Give criminal defense lawyer Mark Bennett great credit this week for successfully defending his client charged with murder. Mark's success was measured not by an acquittal, but rather the punishment verdict of probation after the jury convicted his client. Wednesday, the jury returned a guilty verdict here and awarded Mark's client with probation here. Based on Mark's trial blog post here, it appeared the conviction and probation was a compromise verdict. Often when jurors battle between themselves on whether to convict, the aftermath of a guilty verdict is probation. I've seen this many times over the years. Mark's successful defense was quite apropos following my Wednesday post about prosecutors and judges approving probation for murder. Here's hoping Dunklin and Egerton (reporting for the Dallas Morning News) catch wind of this story.

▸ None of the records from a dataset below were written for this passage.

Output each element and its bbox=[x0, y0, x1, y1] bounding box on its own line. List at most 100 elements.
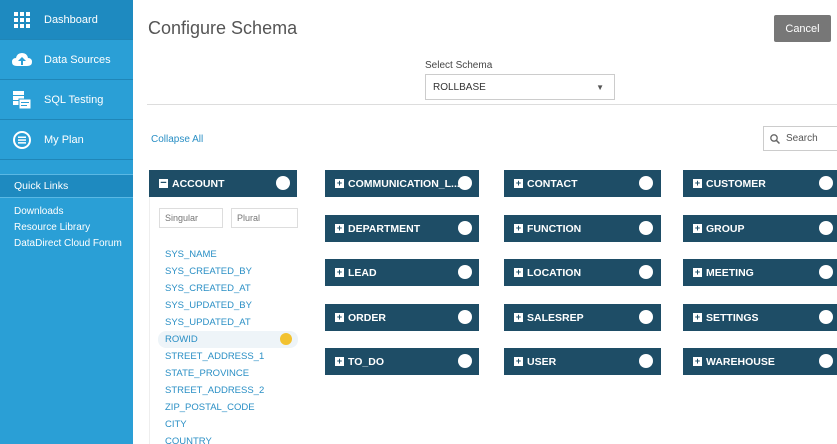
collapse-all-link[interactable]: Collapse All bbox=[151, 134, 203, 145]
quick-link-cloud-forum[interactable]: DataDirect Cloud Forum bbox=[14, 236, 133, 252]
column-item[interactable]: SYS_NAME bbox=[150, 246, 298, 263]
nav-label-dashboard: Dashboard bbox=[44, 13, 98, 26]
column-item[interactable]: CITY bbox=[150, 416, 298, 433]
plus-icon: + bbox=[693, 356, 702, 366]
table-toggle[interactable] bbox=[458, 354, 472, 368]
table-card-label: SALESREP bbox=[527, 311, 584, 324]
account-columns-panel: SYS_NAME SYS_CREATED_BY SYS_CREATED_AT S… bbox=[149, 197, 298, 444]
main-content: Configure Schema Cancel Select Schema RO… bbox=[133, 0, 837, 444]
table-toggle[interactable] bbox=[819, 221, 833, 235]
table-card-label: COMMUNICATION_L... bbox=[348, 177, 460, 190]
table-card-warehouse[interactable]: + WAREHOUSE bbox=[683, 348, 837, 375]
table-toggle[interactable] bbox=[819, 176, 833, 190]
table-card-user[interactable]: + USER bbox=[504, 348, 661, 375]
table-toggle[interactable] bbox=[458, 221, 472, 235]
column-item[interactable]: STREET_ADDRESS_1 bbox=[150, 348, 298, 365]
plus-icon: + bbox=[693, 223, 702, 233]
column-item[interactable]: SYS_CREATED_BY bbox=[150, 263, 298, 280]
plus-icon: + bbox=[514, 223, 523, 233]
list-circle-icon bbox=[0, 130, 44, 149]
column-item[interactable]: SYS_UPDATED_BY bbox=[150, 297, 298, 314]
table-toggle[interactable] bbox=[639, 221, 653, 235]
schema-select-label: Select Schema bbox=[425, 60, 493, 71]
table-card-communication[interactable]: + COMMUNICATION_L... bbox=[325, 170, 479, 197]
quick-link-downloads[interactable]: Downloads bbox=[14, 204, 133, 220]
column-item[interactable]: STREET_ADDRESS_2 bbox=[150, 382, 298, 399]
column-item[interactable]: SYS_UPDATED_AT bbox=[150, 314, 298, 331]
quick-links-title: Quick Links bbox=[0, 174, 133, 198]
chevron-down-icon: ▼ bbox=[596, 83, 604, 92]
sql-testing-icon bbox=[0, 90, 44, 109]
table-card-group[interactable]: + GROUP bbox=[683, 215, 837, 242]
table-card-location[interactable]: + LOCATION bbox=[504, 259, 661, 286]
plus-icon: + bbox=[514, 267, 523, 277]
plus-icon: + bbox=[514, 356, 523, 366]
table-card-order[interactable]: + ORDER bbox=[325, 304, 479, 331]
schema-select[interactable]: ROLLBASE ▼ bbox=[425, 74, 615, 100]
column-item[interactable]: ZIP_POSTAL_CODE bbox=[150, 399, 298, 416]
search-icon bbox=[770, 133, 780, 144]
table-toggle[interactable] bbox=[639, 265, 653, 279]
plus-icon: + bbox=[514, 312, 523, 322]
plus-icon: + bbox=[335, 223, 344, 233]
table-card-label: MEETING bbox=[706, 266, 754, 279]
plus-icon: + bbox=[693, 267, 702, 277]
search-input[interactable]: Search bbox=[763, 126, 837, 151]
nav-label-sql-testing: SQL Testing bbox=[44, 93, 104, 106]
quick-link-resource-library[interactable]: Resource Library bbox=[14, 220, 133, 236]
table-card-label: SETTINGS bbox=[706, 311, 759, 324]
table-card-label: USER bbox=[527, 355, 557, 368]
table-card-label: LEAD bbox=[348, 266, 377, 279]
table-toggle[interactable] bbox=[819, 354, 833, 368]
table-card-contact[interactable]: + CONTACT bbox=[504, 170, 661, 197]
nav-item-my-plan[interactable]: My Plan bbox=[0, 120, 133, 160]
minus-icon: − bbox=[159, 177, 168, 189]
column-item[interactable]: SYS_CREATED_AT bbox=[150, 280, 298, 297]
nav-item-sql-testing[interactable]: SQL Testing bbox=[0, 80, 133, 120]
nav-item-dashboard[interactable]: Dashboard bbox=[0, 0, 133, 40]
table-card-salesrep[interactable]: + SALESREP bbox=[504, 304, 661, 331]
table-toggle[interactable] bbox=[639, 310, 653, 324]
cloud-upload-icon bbox=[0, 52, 44, 67]
table-toggle[interactable] bbox=[639, 176, 653, 190]
column-item[interactable]: STATE_PROVINCE bbox=[150, 365, 298, 382]
plus-icon: + bbox=[335, 267, 344, 277]
sidebar: Dashboard Data Sources SQL Testing My Pl… bbox=[0, 0, 133, 444]
nav-label-data-sources: Data Sources bbox=[44, 53, 111, 66]
table-card-label: DEPARTMENT bbox=[348, 222, 421, 235]
table-toggle[interactable] bbox=[458, 310, 472, 324]
table-card-settings[interactable]: + SETTINGS bbox=[683, 304, 837, 331]
table-toggle[interactable] bbox=[276, 176, 290, 190]
column-item[interactable]: COUNTRY bbox=[150, 433, 298, 444]
table-toggle[interactable] bbox=[458, 176, 472, 190]
table-toggle[interactable] bbox=[639, 354, 653, 368]
search-placeholder: Search bbox=[786, 133, 818, 144]
plural-input[interactable] bbox=[231, 208, 298, 228]
column-item-label: ROWID bbox=[165, 334, 198, 345]
nav-item-data-sources[interactable]: Data Sources bbox=[0, 40, 133, 80]
plus-icon: + bbox=[335, 356, 344, 366]
nav-label-my-plan: My Plan bbox=[44, 133, 84, 146]
table-card-label: ORDER bbox=[348, 311, 386, 324]
table-card-department[interactable]: + DEPARTMENT bbox=[325, 215, 479, 242]
table-card-label: ACCOUNT bbox=[172, 177, 225, 190]
column-item-selected[interactable]: ROWID bbox=[158, 331, 298, 348]
column-list: SYS_NAME SYS_CREATED_BY SYS_CREATED_AT S… bbox=[150, 246, 298, 444]
table-card-customer[interactable]: + CUSTOMER bbox=[683, 170, 837, 197]
table-toggle[interactable] bbox=[819, 265, 833, 279]
table-toggle[interactable] bbox=[458, 265, 472, 279]
page-title: Configure Schema bbox=[148, 18, 298, 38]
table-card-to-do[interactable]: + TO_DO bbox=[325, 348, 479, 375]
singular-input[interactable] bbox=[159, 208, 223, 228]
table-toggle[interactable] bbox=[819, 310, 833, 324]
table-card-function[interactable]: + FUNCTION bbox=[504, 215, 661, 242]
table-card-meeting[interactable]: + MEETING bbox=[683, 259, 837, 286]
cancel-button[interactable]: Cancel bbox=[774, 15, 831, 42]
quick-links-list: Downloads Resource Library DataDirect Cl… bbox=[0, 198, 133, 252]
table-card-label: FUNCTION bbox=[527, 222, 582, 235]
table-card-account[interactable]: − ACCOUNT bbox=[149, 170, 297, 197]
table-card-lead[interactable]: + LEAD bbox=[325, 259, 479, 286]
plus-icon: + bbox=[335, 178, 344, 188]
key-icon bbox=[280, 333, 292, 345]
plus-icon: + bbox=[693, 178, 702, 188]
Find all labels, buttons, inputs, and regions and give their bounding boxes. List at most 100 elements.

Another superb example this week of Texas criminal trial lawyering occurred in my own Brazos County, Texas backyard. The law firm of James and Reynolds represented Susan Chiniewicz, charged with the murder of her infant child, dumped in a trashcan at the Texas World Speedway in October 2005. Chiniewicz was originally charged with capital murder, but by trial the prosecutor had elected to proceed on the 1st degree felony charge of murder.
The offer to settle the case was 40 to do. That is, in exchange for her plea of guilty to murder, the state was willing to recommend a sentence of 40 years in prison. Ms. Chiniewicz would not have been eligible for parole until she served 20 years flat time.
However, the Brazos County D.A.'s Office got quite the smackdown. The jury returned a verdict of guilty on the lesser charge of criminally negligent homicide and assessed a sentence of 2 years in a state jail. (see article here) Ms. Chiniewicz will serve each and every day of that 2 year sentence. A tail whipping by Jim and Cameron, indeed!
Good work by the Texas criminal defense bar.